Nearly one month ago on April 25, the Persona 5 Switch dream died. It was revealed that the ‘S’ in P5S stood for Scramble, not Switch. Although we’re not getting the 2017 Atlus JRPG on that console, another Nintendo console is getting something equally as intriguing. That is Persona Q2: New Cinema Labyrinth for the 3DS.
If you don’t have a 3DS, then you’re out of luck. However, it’s safe to assume that there’s a lot of overlap between Switch and 3DS owners.
Now I don’t want to oversell this for you 3DS owners out there. No, you’re not going to explore the palaces of Persona 5 on a 3DS. The worlds of Junessic Land and Kamo City are completely new.
You’re not going to go through the grind of daily high school life in Tokyo. Yet, the gameplay and characters are absolutely Persona 5.
Everything starts out just dandy. The whole gang is there (even Goro Akechi) doing their Phantom Thieves shenanigans. Early on while exploring the public’s subconscious, Mementos, you get sucked into a strange city.
This takes place during the late game of Persona 5, so the characters are extremely close by then.
From here, Persona Q2 starts to become its own thing. You have the whole crew of the Phantom Thieves running around this city that’s run by a cheap Superman knockoff.
Anybody who played Persona 5 will recognize him as Kamoshida. In this world, he takes on the form of Kamoshidaman. It’s a bit goofy, but it’s undoubtedly Persona.
That’s one of the biggest differences between Persona Q2 and Persona 5. In this 3DS title, the subject matter is a bit less impactful. Since each world they visit is a fictional movie, there are no real-world implications.
The stakes in this game are much lower; however, Persona Q2 carries over enough from Persona 5 and past Persona games to make it a worthy alternative.
I played the heck out of Persona 5. I was considering doing another playthrough of the game before getting deep into Persona Q2. After only a few hours in, it was able to satisfy my desire to get back into that world.
Seeing all these character interactions is a treat. Even if you’re not familiar with the characters from Persona 5, it’s easy to tell how the dynamics of the group work.
The writing in Persona Q2 is exactly on point for the Persona 5 characters. Seeing their interactions within the group combined with how they get along with Persona 3 and 4 characters is even more interesting.
There’s a bit where Kanji is clearly enamored of Morgana and Teddie is extremely jealous. It’s a silly scene, but it’s true to all characters involved.

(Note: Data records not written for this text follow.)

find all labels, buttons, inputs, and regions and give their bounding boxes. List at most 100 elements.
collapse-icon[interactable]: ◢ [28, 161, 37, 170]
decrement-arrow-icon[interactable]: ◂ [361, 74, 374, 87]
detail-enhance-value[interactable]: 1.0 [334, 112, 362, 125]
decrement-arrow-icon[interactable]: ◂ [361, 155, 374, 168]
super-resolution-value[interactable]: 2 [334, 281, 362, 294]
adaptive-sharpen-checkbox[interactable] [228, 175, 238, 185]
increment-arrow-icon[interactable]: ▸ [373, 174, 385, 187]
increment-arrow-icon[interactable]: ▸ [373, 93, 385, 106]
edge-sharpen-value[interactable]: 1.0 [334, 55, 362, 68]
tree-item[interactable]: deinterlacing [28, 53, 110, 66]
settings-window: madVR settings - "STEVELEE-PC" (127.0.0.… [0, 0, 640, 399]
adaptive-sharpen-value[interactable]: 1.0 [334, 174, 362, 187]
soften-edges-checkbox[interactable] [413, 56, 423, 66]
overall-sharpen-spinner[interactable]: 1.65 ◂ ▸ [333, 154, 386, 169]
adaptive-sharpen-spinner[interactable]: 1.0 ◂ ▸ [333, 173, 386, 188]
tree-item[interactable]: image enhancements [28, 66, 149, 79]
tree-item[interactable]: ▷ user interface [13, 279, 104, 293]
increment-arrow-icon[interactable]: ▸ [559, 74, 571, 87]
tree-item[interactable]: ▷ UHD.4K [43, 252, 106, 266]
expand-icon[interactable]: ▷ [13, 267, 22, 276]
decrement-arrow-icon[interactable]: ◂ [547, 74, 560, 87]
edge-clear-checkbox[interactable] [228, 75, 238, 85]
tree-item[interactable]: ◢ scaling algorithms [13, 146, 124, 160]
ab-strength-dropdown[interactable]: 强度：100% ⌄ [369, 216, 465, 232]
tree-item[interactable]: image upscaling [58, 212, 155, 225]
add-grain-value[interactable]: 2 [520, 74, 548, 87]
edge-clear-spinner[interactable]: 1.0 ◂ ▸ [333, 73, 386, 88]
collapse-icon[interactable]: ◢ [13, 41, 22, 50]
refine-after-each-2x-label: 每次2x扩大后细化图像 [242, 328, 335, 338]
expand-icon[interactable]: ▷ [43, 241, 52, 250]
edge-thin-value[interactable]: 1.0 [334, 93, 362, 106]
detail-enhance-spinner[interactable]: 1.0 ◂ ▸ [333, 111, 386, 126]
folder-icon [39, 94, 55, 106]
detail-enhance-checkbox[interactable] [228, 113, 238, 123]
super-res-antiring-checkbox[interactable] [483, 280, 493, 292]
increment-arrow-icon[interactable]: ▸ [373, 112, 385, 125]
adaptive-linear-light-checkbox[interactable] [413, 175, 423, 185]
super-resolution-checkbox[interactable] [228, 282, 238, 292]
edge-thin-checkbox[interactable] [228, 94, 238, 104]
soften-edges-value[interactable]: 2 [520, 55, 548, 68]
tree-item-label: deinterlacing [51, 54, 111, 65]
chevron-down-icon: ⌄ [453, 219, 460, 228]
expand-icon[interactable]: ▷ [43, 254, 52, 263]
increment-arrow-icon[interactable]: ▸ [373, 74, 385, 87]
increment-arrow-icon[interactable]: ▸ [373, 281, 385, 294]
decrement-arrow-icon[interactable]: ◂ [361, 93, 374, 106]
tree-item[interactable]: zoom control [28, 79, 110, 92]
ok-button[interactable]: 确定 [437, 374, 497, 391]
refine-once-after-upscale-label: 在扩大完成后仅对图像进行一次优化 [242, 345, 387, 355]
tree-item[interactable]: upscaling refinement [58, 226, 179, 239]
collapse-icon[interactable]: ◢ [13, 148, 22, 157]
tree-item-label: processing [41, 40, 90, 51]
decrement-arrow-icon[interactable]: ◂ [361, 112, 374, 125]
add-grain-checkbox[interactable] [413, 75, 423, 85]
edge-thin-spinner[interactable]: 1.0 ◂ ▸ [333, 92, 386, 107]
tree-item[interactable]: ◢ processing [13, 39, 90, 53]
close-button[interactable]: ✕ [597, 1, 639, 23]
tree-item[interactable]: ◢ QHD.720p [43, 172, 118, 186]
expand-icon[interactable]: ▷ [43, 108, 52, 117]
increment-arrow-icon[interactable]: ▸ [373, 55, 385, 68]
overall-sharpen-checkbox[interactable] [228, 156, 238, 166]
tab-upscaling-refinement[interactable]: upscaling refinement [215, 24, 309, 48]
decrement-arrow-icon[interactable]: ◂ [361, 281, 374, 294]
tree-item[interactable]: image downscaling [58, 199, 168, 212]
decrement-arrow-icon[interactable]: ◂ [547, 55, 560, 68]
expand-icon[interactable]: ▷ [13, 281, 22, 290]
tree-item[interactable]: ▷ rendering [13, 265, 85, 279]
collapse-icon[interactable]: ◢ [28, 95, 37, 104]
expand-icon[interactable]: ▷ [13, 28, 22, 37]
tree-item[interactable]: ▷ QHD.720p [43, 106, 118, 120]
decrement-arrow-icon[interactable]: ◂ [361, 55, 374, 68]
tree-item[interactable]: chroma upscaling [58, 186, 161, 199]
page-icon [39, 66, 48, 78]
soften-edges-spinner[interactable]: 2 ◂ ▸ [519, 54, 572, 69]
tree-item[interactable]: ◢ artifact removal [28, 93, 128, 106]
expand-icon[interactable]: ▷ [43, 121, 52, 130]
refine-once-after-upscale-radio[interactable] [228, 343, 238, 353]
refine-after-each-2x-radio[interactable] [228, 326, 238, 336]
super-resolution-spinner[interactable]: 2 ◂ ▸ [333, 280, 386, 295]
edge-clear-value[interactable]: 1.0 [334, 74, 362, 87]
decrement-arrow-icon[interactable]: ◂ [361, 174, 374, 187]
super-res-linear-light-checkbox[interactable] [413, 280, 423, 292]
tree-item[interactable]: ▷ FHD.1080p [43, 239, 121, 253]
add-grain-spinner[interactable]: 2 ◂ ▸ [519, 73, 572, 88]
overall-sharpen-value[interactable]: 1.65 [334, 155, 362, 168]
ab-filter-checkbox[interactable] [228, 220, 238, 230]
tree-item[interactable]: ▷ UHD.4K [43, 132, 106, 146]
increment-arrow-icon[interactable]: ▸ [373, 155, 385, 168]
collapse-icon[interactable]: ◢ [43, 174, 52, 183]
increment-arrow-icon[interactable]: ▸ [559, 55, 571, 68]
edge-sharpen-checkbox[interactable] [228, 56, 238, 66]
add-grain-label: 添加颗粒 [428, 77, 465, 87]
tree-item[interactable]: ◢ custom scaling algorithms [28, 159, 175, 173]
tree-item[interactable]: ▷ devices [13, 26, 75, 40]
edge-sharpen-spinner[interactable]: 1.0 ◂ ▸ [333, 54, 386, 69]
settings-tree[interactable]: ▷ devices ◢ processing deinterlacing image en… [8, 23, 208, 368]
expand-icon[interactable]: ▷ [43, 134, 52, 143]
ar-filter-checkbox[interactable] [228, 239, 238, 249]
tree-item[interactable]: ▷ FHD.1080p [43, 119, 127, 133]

Persona 5 is great but getting to experience characters from past games is another massive bonus. The individual stories of those games are great, but it’s the character interactions that drive the best parts of this franchise.
Persona Q2 has those fantastic moments in spades thanks to the crossovers with Persona 3 and 4.
The writing and character building is what you would expect from Persona. The battle system is also incredibly familiar. In the end, it’s all about finding your enemy’s weaknesses while avoiding their strengths.
There are a few additions like Sub-Personas and rows that freshen up the typical battle.
In past Persona games the, main character always has a special ability known as Wild Card which lets them wield multiple Personas. Returning from Persona Q, Sub-Personas let every character utilize the powers of a second Persona.
The only drawback is that the main characters are then limited by this rule since they can only wield two as well. Despite that, the ability to fully customize the attack types of your whole team is a massive advantage in battle.
Also returning from Persona Q are the row placements in battle. This system allows you to set up a wall of sturdy fighters to protect your more fragile spellcasters in the back.
It’s also advantageous to put the bruisers up front since they can hit the enemy’s back row with physical attacks. They can’t reach quite as far when sitting in that back row.
Despite the changes here and there with the Persona Q2 battle system, it still lives up to its reputation of being one of the hardest JRPG series.
At its core, this game is the closest you’ll get to Persona 5 without playing the real thing. The character interactions and comedy are authentic Persona fun.
As someone who has spent hundreds of hours with the Phantom Thieves, I can confidently say that Persona Q2 scratches that Persona itch. There are a few bits and pieces that give this game its own distinct feel. However, the heart of this game is Persona through and through.